Now, onwards to "Death Note," Adam Wingard's adaptation of the Japanese manga series.  I'm very familiar with the source material, having read the whole manga and watched the anime adaptation.  A western adaptation didn't strike me as a terrible idea, but I expected that significant changes would be necessary to make the story appeal to American viewers.  So I was very surprised that though the story is moved from Japan to Seattle, quite a bit is kept the same, from character names and idiosyncrasies to culture-specific elements like the existence of "death gods."  The basic premise is identical: a teenager, Light Turner (Nat Wolff), finds a book, the Death Note, that kills whoever's name is written inside.  Light takes on the persona of "Kira" to execute whoever he deems fit, attracting the attention of a detective, L (Lakeith Stanfield), who vows to stop him.

Taken on its own, Wingard's "Death Note" is a mostly watchable young adult supernatural thriller, with several underdeveloped elements that feel out of place.  L is a mess of eccentricities and odd behaviors that Stanfield never manages to make fully believable.  The death god Ryuk (Williem Dafoe) shows up to deliver some exposition and be creepy, but he doesn't actually figure into the story in any meaningful way.  I liked the new take on Light's girlfriend Mia (Margaret Qualley), who is very active in this version and becomes Light's partner in crime.  However, the convolutions of the plot don't give us much time to actually get to know her beyond a very, very surface level.  The whole thing stinks of trying to cram way too much of the source material into a movie that doesn't have room for it all.  Why bother telling us there are dozens of rules for using the Death Note, when only about three of them ever come into play?
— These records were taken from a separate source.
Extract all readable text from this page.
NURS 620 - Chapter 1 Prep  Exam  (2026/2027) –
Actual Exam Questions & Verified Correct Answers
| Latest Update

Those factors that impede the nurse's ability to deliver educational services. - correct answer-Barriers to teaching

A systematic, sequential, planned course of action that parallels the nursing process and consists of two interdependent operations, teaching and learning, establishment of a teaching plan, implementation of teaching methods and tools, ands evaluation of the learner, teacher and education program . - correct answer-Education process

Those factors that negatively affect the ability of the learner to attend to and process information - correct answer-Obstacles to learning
There are some things that the movie gets right.  Wingard's 80s-inspired visuals are impressive, and there's always something fun onscreen to look at, from neon lit chase scenes to a classroom full of scattered art supplies.  However, the story quickly becomes an over-complicated game of "Gotcha!" and the characters aren't charismatic enough to invest much sympathy in.  There are also constant tonal problems.  Should the movie be creepy and horrific?  Stylized and over-the top like a comic-book?  More realistic and grounded?  "Death Note" settles for a muddled middle ground, to pretty poor effect.  Likewise, Light is treated like an average teenaged schlub, except when the film needs him to be an ingenious megalomaniacal monster.   

Honestly, having seen a couple of these western anime adaptations, this could have been a lot worse.  The American "Death Note" did manage to successfully adapt several difficult parts of the manga, like Ryuk.  However, it also manages to royally screw up some of the basics, like Light's god complex.  Existing "Death Note" fans may get a kick out of some of the little references, but this one is probably best enjoyed by younger, less discerning viewers, who know absolutely nothing about "Death Note."